The STT of O₃ is often observed in the free troposphere through balloon or aircraft-based observations, and air masses associated with the identified STT of O₃ usually exhibit the feature of HOLWCO. However, an air mass with a HOLWCO feature in the free troposphere does not necessarily mean that the O₃ enhancement originated from the stratosphere (Stoller et al., 1999). For those observations made at a high mountain site (Izaña, 28°18^′ N, 16°30^′ W; 2370 m a.s.l), even with stratospheric tracers (such as ⁷Be), the contribution of PPO to the rise of O₃ at the surface level was important and the stratosphere seemed not to be a direct source (Prospero et al., 1995; Graustein and Turekian, 1996). Although the air with HOLWCO, induced by katabatic winds, was observed at the base camp of Mount Everest (about 5000 m a.s.l.), the source of O₃ from the stratosphere was not confirmed (Zhu et al., 2006). Simultaneous observations of O₃ and PAN at Namco (4545 m a.s.l.) in Tibet captured air masses with high O₃ and low water vapor, which were accompanied by increases in PAN, suggesting that PPO during the long-range transport might be one of the major sources of elevated O₃ (Xu et al., 2018). These examples show that, even at high-altitude sites, HOLWCO phenomena may not be caused by STT.

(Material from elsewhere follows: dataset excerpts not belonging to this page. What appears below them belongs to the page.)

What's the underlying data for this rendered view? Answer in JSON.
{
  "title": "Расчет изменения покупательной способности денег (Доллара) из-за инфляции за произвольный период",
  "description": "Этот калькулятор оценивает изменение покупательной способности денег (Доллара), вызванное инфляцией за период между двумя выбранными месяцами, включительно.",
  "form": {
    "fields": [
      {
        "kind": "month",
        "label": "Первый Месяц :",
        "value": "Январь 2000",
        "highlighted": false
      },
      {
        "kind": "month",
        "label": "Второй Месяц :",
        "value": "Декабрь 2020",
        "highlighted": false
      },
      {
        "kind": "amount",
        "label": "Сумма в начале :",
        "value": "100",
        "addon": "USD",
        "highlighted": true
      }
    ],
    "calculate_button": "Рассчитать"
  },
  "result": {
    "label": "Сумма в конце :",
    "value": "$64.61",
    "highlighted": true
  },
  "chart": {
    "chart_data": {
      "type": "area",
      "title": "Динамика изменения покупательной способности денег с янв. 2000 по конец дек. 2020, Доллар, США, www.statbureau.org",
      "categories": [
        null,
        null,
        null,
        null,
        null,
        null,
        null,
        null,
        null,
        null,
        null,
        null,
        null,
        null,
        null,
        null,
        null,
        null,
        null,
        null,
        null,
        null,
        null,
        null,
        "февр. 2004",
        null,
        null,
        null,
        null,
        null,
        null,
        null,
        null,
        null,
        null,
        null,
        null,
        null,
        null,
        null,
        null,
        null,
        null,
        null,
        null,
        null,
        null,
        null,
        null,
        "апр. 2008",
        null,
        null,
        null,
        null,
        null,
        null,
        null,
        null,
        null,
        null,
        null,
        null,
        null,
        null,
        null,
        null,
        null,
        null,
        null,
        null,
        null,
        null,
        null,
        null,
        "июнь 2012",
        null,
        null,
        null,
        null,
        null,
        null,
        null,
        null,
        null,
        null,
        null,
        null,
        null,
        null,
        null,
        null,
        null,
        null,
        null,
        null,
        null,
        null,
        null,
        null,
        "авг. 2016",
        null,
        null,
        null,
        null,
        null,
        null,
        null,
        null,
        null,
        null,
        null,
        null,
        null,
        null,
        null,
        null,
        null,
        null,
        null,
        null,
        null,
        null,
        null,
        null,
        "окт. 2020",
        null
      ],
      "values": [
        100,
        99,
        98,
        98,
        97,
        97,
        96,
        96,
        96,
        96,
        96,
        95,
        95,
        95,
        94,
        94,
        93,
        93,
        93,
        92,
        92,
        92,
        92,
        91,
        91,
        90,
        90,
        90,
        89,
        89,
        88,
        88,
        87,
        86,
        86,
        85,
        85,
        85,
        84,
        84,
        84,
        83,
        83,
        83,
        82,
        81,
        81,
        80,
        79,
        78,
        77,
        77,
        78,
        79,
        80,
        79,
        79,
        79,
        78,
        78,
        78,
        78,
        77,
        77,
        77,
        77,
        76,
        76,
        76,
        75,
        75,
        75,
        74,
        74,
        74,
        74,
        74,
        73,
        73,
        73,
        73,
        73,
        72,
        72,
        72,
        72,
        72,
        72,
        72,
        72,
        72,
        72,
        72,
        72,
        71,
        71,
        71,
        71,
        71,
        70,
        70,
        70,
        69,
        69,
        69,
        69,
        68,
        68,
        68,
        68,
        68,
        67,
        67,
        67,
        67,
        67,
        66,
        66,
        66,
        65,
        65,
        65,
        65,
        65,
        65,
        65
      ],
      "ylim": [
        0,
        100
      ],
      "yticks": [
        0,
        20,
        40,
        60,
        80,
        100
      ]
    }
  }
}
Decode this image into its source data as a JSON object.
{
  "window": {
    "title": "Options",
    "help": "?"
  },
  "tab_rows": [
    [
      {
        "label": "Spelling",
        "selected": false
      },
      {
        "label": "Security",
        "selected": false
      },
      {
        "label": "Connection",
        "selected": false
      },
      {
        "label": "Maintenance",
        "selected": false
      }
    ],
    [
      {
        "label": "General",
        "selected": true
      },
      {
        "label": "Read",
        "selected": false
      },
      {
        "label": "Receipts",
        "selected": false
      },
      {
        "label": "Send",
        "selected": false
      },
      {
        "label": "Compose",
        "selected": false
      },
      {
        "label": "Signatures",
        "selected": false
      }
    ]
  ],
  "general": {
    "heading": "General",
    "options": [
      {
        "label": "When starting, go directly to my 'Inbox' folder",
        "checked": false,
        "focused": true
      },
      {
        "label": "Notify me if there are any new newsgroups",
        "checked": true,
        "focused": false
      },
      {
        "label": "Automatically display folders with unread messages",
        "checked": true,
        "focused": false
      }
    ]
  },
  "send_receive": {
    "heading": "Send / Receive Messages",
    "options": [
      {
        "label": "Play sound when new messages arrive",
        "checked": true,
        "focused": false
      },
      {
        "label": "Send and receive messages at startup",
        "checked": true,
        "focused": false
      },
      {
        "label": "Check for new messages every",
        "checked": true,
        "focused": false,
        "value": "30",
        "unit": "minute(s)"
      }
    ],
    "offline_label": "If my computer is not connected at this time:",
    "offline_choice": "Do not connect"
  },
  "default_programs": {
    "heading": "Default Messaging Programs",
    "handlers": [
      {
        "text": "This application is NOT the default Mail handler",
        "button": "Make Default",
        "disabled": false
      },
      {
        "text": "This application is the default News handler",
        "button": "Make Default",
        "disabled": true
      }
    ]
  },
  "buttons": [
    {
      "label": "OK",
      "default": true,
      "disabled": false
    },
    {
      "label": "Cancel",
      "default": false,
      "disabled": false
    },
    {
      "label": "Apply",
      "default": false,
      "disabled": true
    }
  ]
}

In the NOE cases reported in Chen et al. (2022), the HOLWCO feature during the NOE was very far from the stratospheric characteristics. The maximum O₃ levels were around 80 ppb and significantly lower than the respective daytime maxima; the CO levels were between 200 and 500 ppb (see Fig. 3 in Chen et al., 2022, and Fig. S6), much higher than the CO levels in the middle and upper troposphere (about 100 ppb) and the lower stratosphere (< 50 ppb) (Inness et al., 2022) and even not lower than those CO values on some other days. The measured water vapor pressure during the NOE was close to its normal values (Fig. S6) and did not show any sign of substantial stratospheric impact. In other words, although the levels of CO or water vapor were relatively lower during the NOE events, they did not show large deviations from their values within the normal boundary layer, nor substantial STT influences. All these, together with our evidence given above, indicate that the NOE reported in Chen et al. (2022) was not caused by typhoon-induced stratospheric intrusion. Therefore, more caution should be taken when attributing HOLWCO events at low-altitude sites to stratospheric impact, whether or not there was an influence from a typhoon or another synoptic system. It is suggested that, if possible, each case should be verified by analyzing both physical and chemical processes before drawing a conclusion.